Migrants: "aller en Angleterre est une sorte de fuite en avant", selon un chercheur
Gagner le Royaume-Uni constitue souvent une "fuite en avant" plus qu'une fin en soi pour les migrants, souligne Matthieu Tardis, spécialiste des politiques migratoires à l'Institut français des relations internationales.
Question: Le Royaume-Uni constitue-t-il toujours un Eldorado pour les migrants qui rejoignent Calais, dans le nord de la France, ou un choix par défaut ?
Réponse: C'est une sorte de fuite en avant. Un certain nombre de migrants à Calais ont des proches ou une communauté de compatriotes au Royaume-Uni, il y a la langue anglaise, beaucoup plus parlée que le français, le rôle des passeurs ?
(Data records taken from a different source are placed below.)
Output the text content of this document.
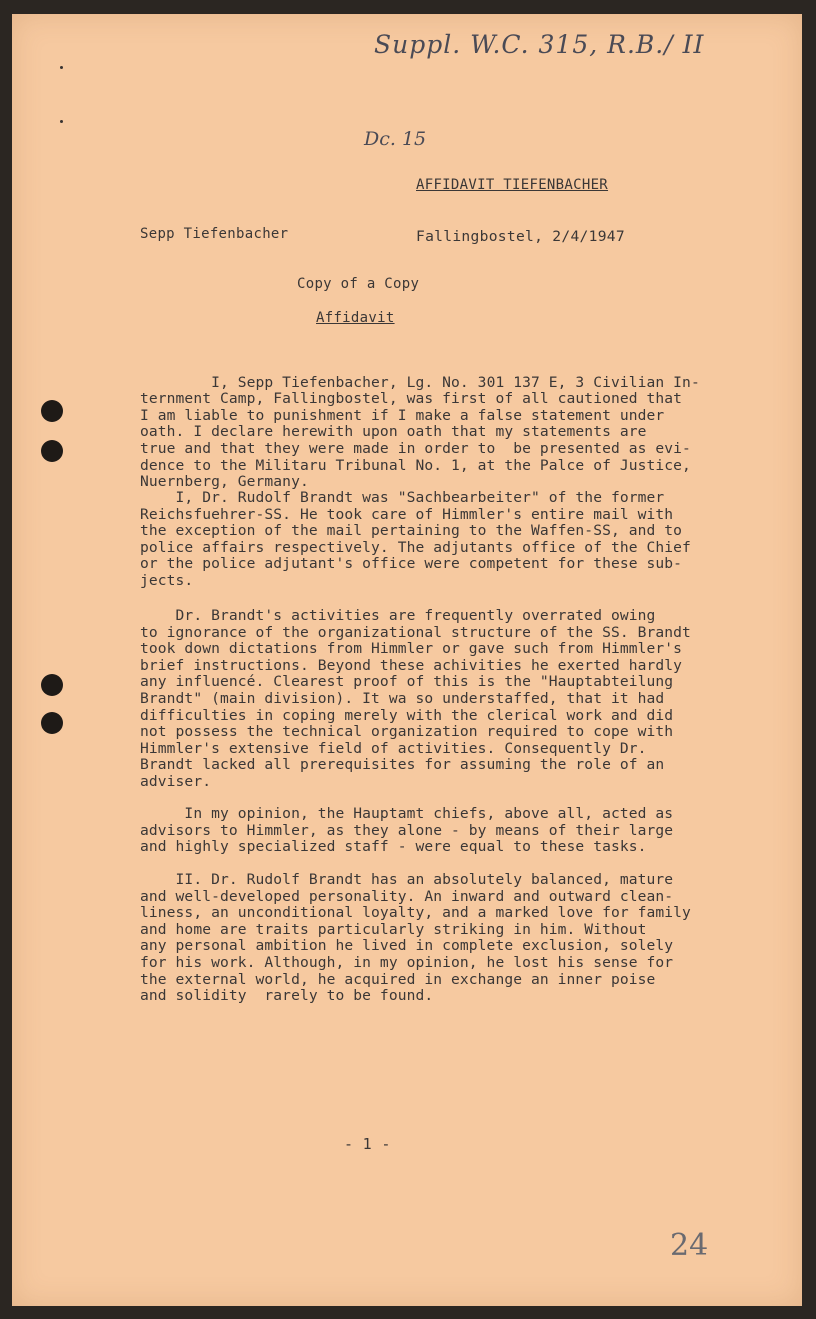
Suppl. W.C. 315, R.B./ II
Dc. 15
AFFIDAVIT TIEFENBACHER
Sepp Tiefenbacher	Fallingbostel, 2/4/1947
Copy of a Copy
Affidavit

I, Sepp Tiefenbacher, Lg. No. 301 137 E, 3 Civilian In-
ternment Camp, Fallingbostel, was first of all cautioned that
I am liable to punishment if I make a false statement under
oath. I declare herewith upon oath that my statements are
true and that they were made in order to  be presented as evi-
dence to the Militaru Tribunal No. 1, at the Palce of Justice,
Nuernberg, Germany.

I, Dr. Rudolf Brandt was "Sachbearbeiter" of the former
Reichsfuehrer-SS. He took care of Himmler's entire mail with
the exception of the mail pertaining to the Waffen-SS, and to
police affairs respectively. The adjutants office of the Chief
or the police adjutant's office were competent for these sub-
jects.

Dr. Brandt's activities are frequently overrated owing
to ignorance of the organizational structure of the SS. Brandt
took down dictations from Himmler or gave such from Himmler's
brief instructions. Beyond these achivities he exerted hardly
any influencé. Clearest proof of this is the "Hauptabteilung
Brandt" (main division). It wa so understaffed, that it had
difficulties in coping merely with the clerical work and did
not possess the technical organization required to cope with
Himmler's extensive field of activities. Consequently Dr.
Brandt lacked all prerequisites for assuming the role of an
adviser.

In my opinion, the Hauptamt chiefs, above all, acted as
advisors to Himmler, as they alone - by means of their large
and highly specialized staff - were equal to these tasks.

II. Dr. Rudolf Brandt has an absolutely balanced, mature
and well-developed personality. An inward and outward clean-
liness, an unconditional loyalty, and a marked love for family
and home are traits particularly striking in him. Without
any personal ambition he lived in complete exclusion, solely
for his work. Although, in my opinion, he lost his sense for
the external world, he acquired in exchange an inner poise
and solidity  rarely to be found.

- 1 -
24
Mais on a vu à l'automne 2016, lors du démantèlement du principal camp de Calais, que, pour les adultes, à partir du moment où on leur a proposé un hébergement et où on a suspendu le règlement de Dublin (qui confie le traitement des demandes d'asile au premier pays d'entrée dans l'UE, ndlr), la grande majorité d'entre eux sont restés en France. Ils ont demandé l'asile en France et beaucoup l'ont obtenu.
Le poids des mauvaises conditions dans lesquelles ils sont accueillis en France, en Italie, dans les autres pays de l'UE, les incite à aller encore plus loin, à se dire qu'au Royaume-Uni, ce sera mieux.
Mais souvent, ils n'y demandent pas l'asile parce que le règlement de Dublin s'applique encore, donc ils seraient renvoyés ailleurs dans l'UE.
Ils restent dans l'irrégularité. L'économie est beaucoup moins régulée qu'en France, il y a plus d'opportunités. C'est une économie très libérale qui a besoin d'une main d'oeuvre pas très bien payée et ce sont des étrangers qui sont plus à même d'accepter ce type de postes.
Q: Malgré le Brexit, des accords bilatéraux vont-ils maintenir le système de Dublin ?
R: Cela va être un gros enjeu, pas près d'être réglé. Les Britanniques ont fait une proposition à l'UE sur un mécanisme de réadmission qui permettrait de continuer comme avec Dublin. Pour l'instant, l'UE ne veut pas discuter de cela, c'est une proposition plutôt déséquilibrée.
Le Royaume-Uni est une île et rarement le premier pays d'arrivée dans l'Europe. La mer le protège d'une certaine manière, même s'il y a de plus en plus de traversées.
Il est certainement plus simple pour les Britanniques de négocier sur cette question avec la France qu'avec l'UE, mais il faut voir aussi ce que la France en retirerait. Les Britanniques pourraient aussi décider unilatéralement que les pays de l'UE sont des pays tiers sûrs mais, s'il y a une convention bilatérale avec la France, ce sera plus simple pour eux.
Q: Le Brexit aurait donc peu d'impact sur la situation des migrants qui souhaitent traverser ?
R: Il y a un intérêt à coopérer pour éviter des drames. Mais les Britanniques ont en quelque sorte exporté leurs frontières sur le territoire français, comme nous le faisons, nous Européens, avec des pays d'Afrique du Nord ou la Turquie.
La France a obtenu des fonds britanniques pour sécuriser l'entrée du tunnel, le port de Calais. Est-ce que la France va continuer à négocier en échange d'argent ? C'est une piste. C'est ce qui se passe depuis 20 ans, les traités bilatéraux ont toujours joué là-dessus.
La question sur laquelle la France devrait jouer, c'est d'avoir des voies légales vers le Royaume-Uni pour les migrants. S'il y a autant de tentatives de traversées, c'est parce que la politique menée porte uniquement sur la sécurisation des points de passage.